As the Sergeant scribbled a note in the file, Janusz went on: ‘That’s why she didn’t leave Romescu earlier. It wasn’t because she was scared of him; she was just waiting till he’d funded her transformation.’
‘What I don’t get,’ said Streaky, frowning, ‘is if he fell for her when she was a geezer, then why would he fancy her after …’ he made a sawing motion across his lap.
Both men avoided the other’s gaze, crossing their legs in unison.
‘How should I know?’ growled Janusz. ‘He was bisexual? He was in love with her, with or without a dick?’ He waved a hand. ‘Nothing surprises me about what people get up to these days.’
As they headed downstairs in the lift, Janusz was lost in his own thoughts.
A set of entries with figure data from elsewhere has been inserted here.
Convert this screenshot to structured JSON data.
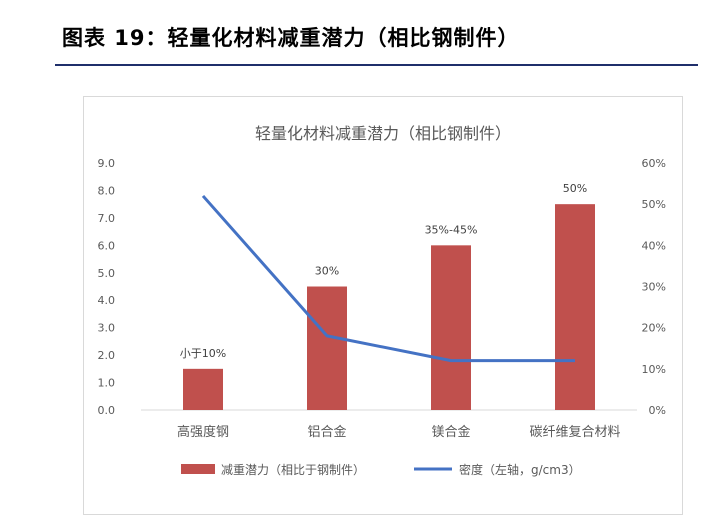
{
  "figure": {
    "title": "图表 19：轻量化材料减重潜力（相比钢制件）"
  },
  "chart_data": {
    "type": "bar+line",
    "title": "轻量化材料减重潜力（相比钢制件）",
    "categories": [
      "高强度钢",
      "铝合金",
      "镁合金",
      "碳纤维复合材料"
    ],
    "left_axis": {
      "min": 0,
      "max": 9,
      "step": 1,
      "ticks": [
        "0.0",
        "1.0",
        "2.0",
        "3.0",
        "4.0",
        "5.0",
        "6.0",
        "7.0",
        "8.0",
        "9.0"
      ]
    },
    "right_axis": {
      "min": 0,
      "max": 60,
      "step": 10,
      "ticks": [
        "0%",
        "10%",
        "20%",
        "30%",
        "40%",
        "50%",
        "60%"
      ]
    },
    "series": [
      {
        "name": "减重潜力（相比于钢制件）",
        "kind": "bar",
        "axis": "right",
        "values": [
          10,
          30,
          40,
          50
        ],
        "data_labels": [
          "小于10%",
          "30%",
          "35%-45%",
          "50%"
        ],
        "color": "#c0504d"
      },
      {
        "name": "密度（左轴，g/cm3）",
        "kind": "line",
        "axis": "left",
        "values": [
          7.8,
          2.7,
          1.8,
          1.8
        ],
        "color": "#4472c4"
      }
    ],
    "grid": false,
    "legend_position": "bottom"
  }
}
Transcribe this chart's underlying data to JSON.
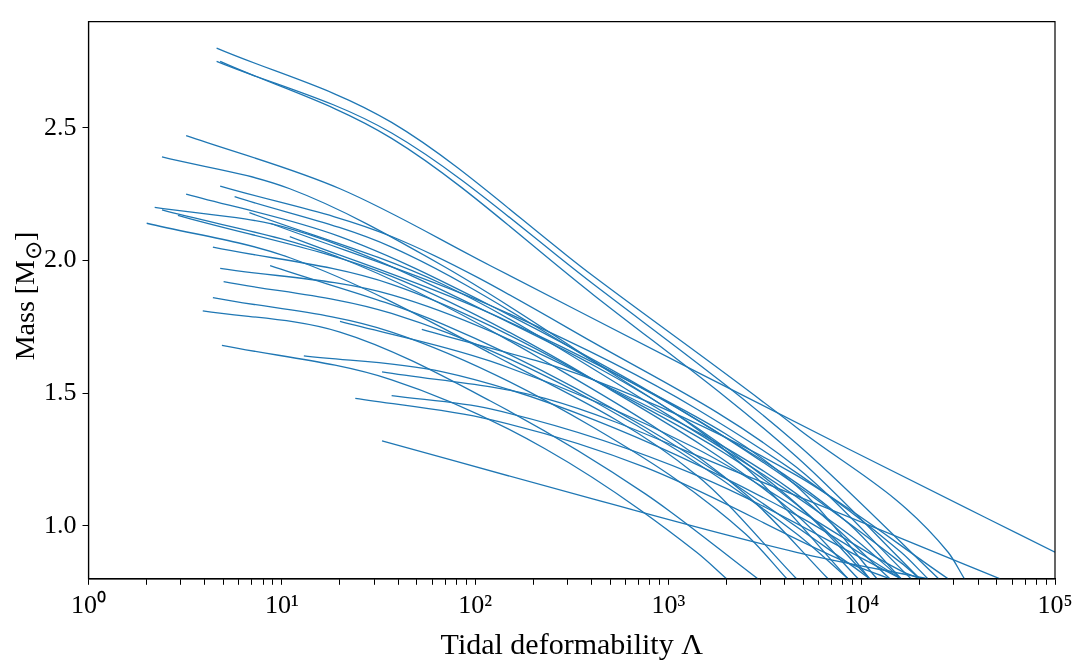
{
  "chart_data": {
    "type": "line",
    "xlabel": "Tidal deformability Λ",
    "ylabel": "Mass [M$_{⊙}$]",
    "log": "x",
    "grid": false,
    "legend": false,
    "marker": "none",
    "line_style": "solid",
    "xlim": [
      1,
      100000
    ],
    "ylim": [
      0.8,
      2.9
    ],
    "xticks": [
      {
        "value": 1,
        "label": "10⁰"
      },
      {
        "value": 2,
        "label": null
      },
      {
        "value": 3,
        "label": null
      },
      {
        "value": 4,
        "label": null
      },
      {
        "value": 5,
        "label": null
      },
      {
        "value": 6,
        "label": null
      },
      {
        "value": 7,
        "label": null
      },
      {
        "value": 8,
        "label": null
      },
      {
        "value": 9,
        "label": null
      },
      {
        "value": 10,
        "label": "10¹"
      },
      {
        "value": 20,
        "label": null
      },
      {
        "value": 30,
        "label": null
      },
      {
        "value": 40,
        "label": null
      },
      {
        "value": 50,
        "label": null
      },
      {
        "value": 60,
        "label": null
      },
      {
        "value": 70,
        "label": null
      },
      {
        "value": 80,
        "label": null
      },
      {
        "value": 90,
        "label": null
      },
      {
        "value": 100,
        "label": "10²"
      },
      {
        "value": 200,
        "label": null
      },
      {
        "value": 300,
        "label": null
      },
      {
        "value": 400,
        "label": null
      },
      {
        "value": 500,
        "label": null
      },
      {
        "value": 600,
        "label": null
      },
      {
        "value": 700,
        "label": null
      },
      {
        "value": 800,
        "label": null
      },
      {
        "value": 900,
        "label": null
      },
      {
        "value": 1000,
        "label": "10³"
      },
      {
        "value": 2000,
        "label": null
      },
      {
        "value": 3000,
        "label": null
      },
      {
        "value": 4000,
        "label": null
      },
      {
        "value": 5000,
        "label": null
      },
      {
        "value": 6000,
        "label": null
      },
      {
        "value": 7000,
        "label": null
      },
      {
        "value": 8000,
        "label": null
      },
      {
        "value": 9000,
        "label": null
      },
      {
        "value": 10000,
        "label": "10⁴"
      },
      {
        "value": 20000,
        "label": null
      },
      {
        "value": 30000,
        "label": null
      },
      {
        "value": 40000,
        "label": null
      },
      {
        "value": 50000,
        "label": null
      },
      {
        "value": 60000,
        "label": null
      },
      {
        "value": 70000,
        "label": null
      },
      {
        "value": 80000,
        "label": null
      },
      {
        "value": 90000,
        "label": null
      },
      {
        "value": 100000,
        "label": "10⁵"
      }
    ],
    "yticks": [
      {
        "value": 1,
        "label": "1.0"
      },
      1.5,
      {
        "value": 2,
        "label": "2.0"
      },
      2.5
    ],
    "series": [
      {
        "color": "#1f77b4",
        "x": [
          4.6,
          37,
          410,
          4600,
          28000,
          34000
        ],
        "values": [
          2.8,
          2.52,
          1.94,
          1.37,
          0.9,
          0.8
        ]
      },
      {
        "color": "#1f77b4",
        "x": [
          4.6,
          37,
          410,
          4600,
          25000
        ],
        "values": [
          2.75,
          2.48,
          1.91,
          1.31,
          0.8
        ]
      },
      {
        "color": "#1f77b4",
        "x": [
          4.8,
          37,
          410,
          4600,
          20000
        ],
        "values": [
          2.75,
          2.46,
          1.87,
          1.26,
          0.8
        ]
      },
      {
        "color": "#1f77b4",
        "x": [
          3.2,
          20,
          120,
          1400,
          8500,
          100000
        ],
        "values": [
          2.47,
          2.27,
          1.98,
          1.58,
          1.29,
          0.9
        ]
      },
      {
        "color": "#1f77b4",
        "x": [
          2.4,
          11,
          68,
          410,
          2500,
          8500
        ],
        "values": [
          2.39,
          2.27,
          1.98,
          1.62,
          1.22,
          0.8
        ]
      },
      {
        "color": "#1f77b4",
        "x": [
          3.2,
          20,
          120,
          1400,
          8500,
          16000
        ],
        "values": [
          2.25,
          2.09,
          1.83,
          1.4,
          1.01,
          0.8
        ]
      },
      {
        "color": "#1f77b4",
        "x": [
          4.8,
          37,
          410,
          4600,
          18000
        ],
        "values": [
          2.28,
          2.09,
          1.69,
          1.22,
          0.8
        ]
      },
      {
        "color": "#1f77b4",
        "x": [
          5.7,
          37,
          410,
          4600,
          12000
        ],
        "values": [
          2.24,
          2.05,
          1.62,
          1.15,
          0.8
        ]
      },
      {
        "color": "#1f77b4",
        "x": [
          2.2,
          11,
          120,
          1400,
          8500,
          11000
        ],
        "values": [
          2.2,
          2.12,
          1.8,
          1.37,
          0.9,
          0.8
        ]
      },
      {
        "color": "#1f77b4",
        "x": [
          2.4,
          20,
          230,
          2500,
          6700
        ],
        "values": [
          2.19,
          2.01,
          1.62,
          1.12,
          0.8
        ]
      },
      {
        "color": "#1f77b4",
        "x": [
          2.0,
          11,
          120,
          1400,
          4600
        ],
        "values": [
          2.14,
          2.01,
          1.65,
          1.19,
          0.8
        ]
      },
      {
        "color": "#1f77b4",
        "x": [
          2.9,
          37,
          410,
          4600,
          9600
        ],
        "values": [
          2.17,
          1.94,
          1.55,
          1.04,
          0.8
        ]
      },
      {
        "color": "#1f77b4",
        "x": [
          4.4,
          37,
          410,
          4600,
          11000
        ],
        "values": [
          2.05,
          1.91,
          1.55,
          1.08,
          0.8
        ]
      },
      {
        "color": "#1f77b4",
        "x": [
          4.8,
          37,
          410,
          4600,
          14000
        ],
        "values": [
          1.97,
          1.87,
          1.55,
          1.12,
          0.8
        ]
      },
      {
        "color": "#1f77b4",
        "x": [
          5.0,
          37,
          410,
          4600,
          8500
        ],
        "values": [
          1.92,
          1.8,
          1.47,
          0.97,
          0.8
        ]
      },
      {
        "color": "#1f77b4",
        "x": [
          4.4,
          37,
          410,
          2500,
          4100
        ],
        "values": [
          1.86,
          1.73,
          1.37,
          0.97,
          0.8
        ]
      },
      {
        "color": "#1f77b4",
        "x": [
          3.9,
          20,
          120,
          760,
          2900
        ],
        "values": [
          1.81,
          1.73,
          1.47,
          1.12,
          0.8
        ]
      },
      {
        "color": "#1f77b4",
        "x": [
          4.9,
          37,
          230,
          1400,
          2000
        ],
        "values": [
          1.68,
          1.55,
          1.29,
          0.9,
          0.8
        ]
      },
      {
        "color": "#1f77b4",
        "x": [
          13,
          68,
          410,
          4600,
          16000
        ],
        "values": [
          1.64,
          1.58,
          1.4,
          1.04,
          0.8
        ]
      },
      {
        "color": "#1f77b4",
        "x": [
          24,
          120,
          760,
          8500,
          14000
        ],
        "values": [
          1.48,
          1.4,
          1.22,
          0.86,
          0.8
        ]
      },
      {
        "color": "#1f77b4",
        "x": [
          37,
          120,
          1400,
          16000
        ],
        "values": [
          1.49,
          1.44,
          1.19,
          0.8
        ]
      },
      {
        "color": "#1f77b4",
        "x": [
          33,
          410,
          4600,
          22000
        ],
        "values": [
          1.32,
          1.1,
          0.9,
          0.8
        ]
      },
      {
        "color": "#1f77b4",
        "x": [
          20,
          120,
          1400,
          16000,
          20000
        ],
        "values": [
          1.77,
          1.62,
          1.29,
          0.83,
          0.8
        ]
      },
      {
        "color": "#1f77b4",
        "x": [
          53,
          410,
          4600,
          28000
        ],
        "values": [
          1.74,
          1.55,
          1.19,
          0.8
        ]
      },
      {
        "color": "#1f77b4",
        "x": [
          33,
          230,
          2500,
          52000
        ],
        "values": [
          1.58,
          1.48,
          1.19,
          0.8
        ]
      },
      {
        "color": "#1f77b4",
        "x": [
          6.8,
          68,
          760,
          8500,
          16000
        ],
        "values": [
          2.18,
          1.91,
          1.47,
          0.97,
          0.8
        ]
      },
      {
        "color": "#1f77b4",
        "x": [
          8.7,
          120,
          1400,
          16000,
          22000
        ],
        "values": [
          2.14,
          1.83,
          1.44,
          0.9,
          0.8
        ]
      },
      {
        "color": "#1f77b4",
        "x": [
          11,
          120,
          1400,
          16000,
          20000
        ],
        "values": [
          2.09,
          1.8,
          1.4,
          0.86,
          0.8
        ]
      },
      {
        "color": "#1f77b4",
        "x": [
          8.7,
          68,
          760,
          8500,
          11000
        ],
        "values": [
          1.98,
          1.76,
          1.37,
          0.86,
          0.8
        ]
      }
    ]
  }
}
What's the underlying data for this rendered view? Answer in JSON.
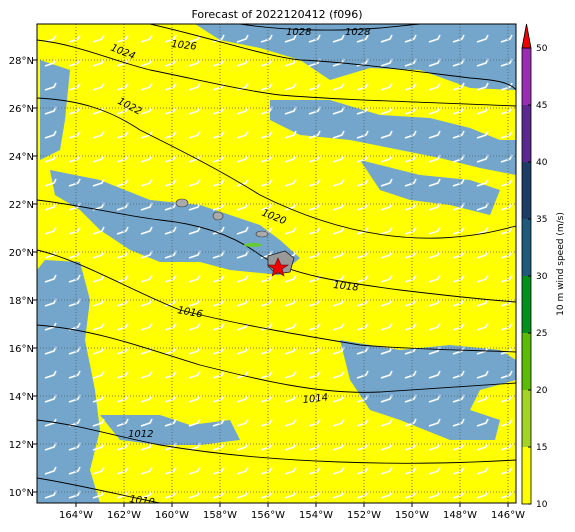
{
  "title": "Forecast of 2022120412 (f096)",
  "lon_labels": [
    "164°W",
    "162°W",
    "160°W",
    "158°W",
    "156°W",
    "154°W",
    "152°W",
    "150°W",
    "148°W",
    "146°W"
  ],
  "lat_labels": [
    "28°N",
    "26°N",
    "24°N",
    "22°N",
    "20°N",
    "18°N",
    "16°N",
    "14°N",
    "12°N",
    "10°N"
  ],
  "isobar_labels": [
    1024,
    1026,
    1028,
    1028,
    1022,
    1020,
    1018,
    1016,
    1014,
    1012,
    1010
  ],
  "colorbar": {
    "label": "10 m wind speed (m/s)",
    "ticks": [
      10,
      15,
      20,
      25,
      30,
      35,
      40,
      45,
      50
    ],
    "lim": [
      10,
      50
    ],
    "colors": [
      "#ffff00",
      "#a4d420",
      "#5cbc00",
      "#00901c",
      "#1f5a7a",
      "#1d3d66",
      "#5a2890",
      "#9a2cb4"
    ],
    "extend_color": "#ee0000"
  }
}
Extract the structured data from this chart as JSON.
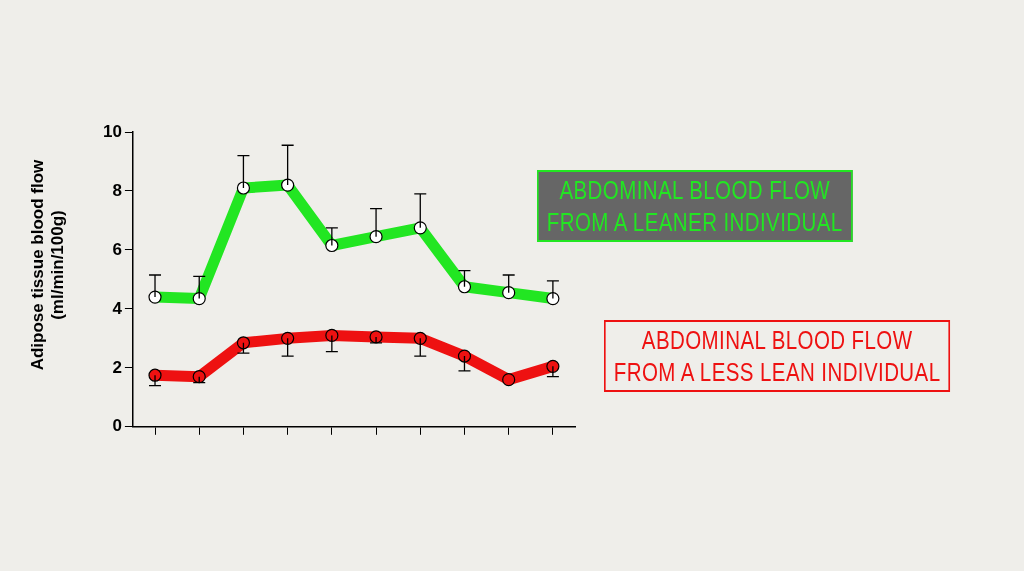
{
  "chart_data": {
    "type": "line",
    "ylabel": "Adipose tissue blood flow\n(ml/min/100g)",
    "categories": [
      null,
      null,
      null,
      null,
      null,
      null,
      null,
      null,
      null,
      null
    ],
    "ylim": [
      0,
      10
    ],
    "yticks": [
      0,
      2,
      4,
      6,
      8,
      10
    ],
    "tick_labels": "y",
    "grid": false,
    "marker": "circle",
    "line_style": "solid",
    "series": [
      {
        "name": "ABDOMINAL BLOOD FLOW\nFROM A LEANER INDIVIDUAL",
        "color": "#22e622",
        "values": [
          4.4,
          4.35,
          8.1,
          8.2,
          6.15,
          6.45,
          6.75,
          4.75,
          4.55,
          4.35
        ],
        "errors": [
          [
            4.4,
            5.15
          ],
          [
            4.35,
            5.1
          ],
          [
            8.1,
            9.2
          ],
          [
            8.2,
            9.55
          ],
          [
            6.15,
            6.75
          ],
          [
            6.45,
            7.4
          ],
          [
            6.75,
            7.9
          ],
          [
            4.75,
            5.3
          ],
          [
            4.55,
            5.15
          ],
          [
            4.35,
            4.95
          ]
        ]
      },
      {
        "name": "ABDOMINAL BLOOD FLOW\nFROM A LESS LEAN INDIVIDUAL",
        "color": "#ee1111",
        "values": [
          1.75,
          1.7,
          2.85,
          3.0,
          3.1,
          3.05,
          3.0,
          2.4,
          1.6,
          2.05
        ],
        "errors": [
          [
            1.4,
            1.75
          ],
          [
            1.5,
            1.7
          ],
          [
            2.5,
            2.85
          ],
          [
            2.4,
            3.0
          ],
          [
            2.55,
            3.1
          ],
          [
            2.85,
            3.05
          ],
          [
            2.4,
            3.0
          ],
          [
            1.9,
            2.4
          ],
          null,
          [
            1.7,
            2.05
          ]
        ]
      }
    ]
  }
}
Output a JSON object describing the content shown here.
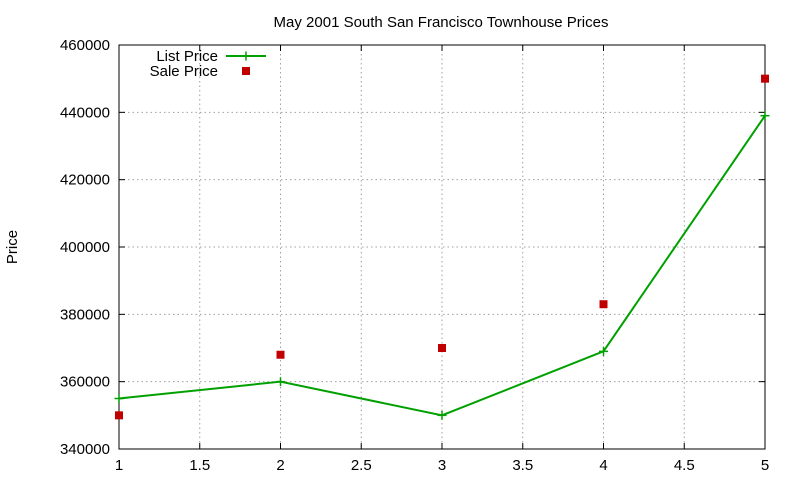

He was still struggling to absorb the alarming truth about Varenka, a girl he had flirted with and, with whom, given the right mood and moment, he might have taken things a lot further.
By the time the door of the police station closed behind him, he had made one unshakeable resolution:
Oskar must never know.
Standing at the bar of the Rochester, Janusz asked for two bottles of Tyskie, the order he’d placed several hundred times over the years meeting Jim here, before correcting himself.
He carried the drinks over to the table by the window where Kershaw sat, looking out into the thickening dusk. It was almost a fortnight since she’d been stabbed and when he got her text suggesting they meet, he hadn’t been entirely sure what to expect.
‘Cheers,’ she said, taking the large glass of white wine he handed her. ‘I’m not really supposed to be drinking yet, but you know what? I’ve decided life’s too short.’
‘
Na zdrowie
,’ Janusz toasted her, and took a swig of beer. ‘What harm can a couple of glasses of wine do? Doctors are a bunch of old women.’
He saw a tremor of pain cross her face as she set her glass down on the table.
‘So, they say you will make a full recovery, right?’
‘Yeah. I got lucky,’ she grinned. ‘According to my surgeon, if you have to lose an organ then the spleen is the one to go for. Apparently it’s a bit of an optional extra – like alloy wheels or a sun roof.’
It was the sort of tongue-in-cheek bravado that Janusz had come across many times in the company of men – a bit of bluster intended not exactly to deny fear, but to cut it down to a manageable size.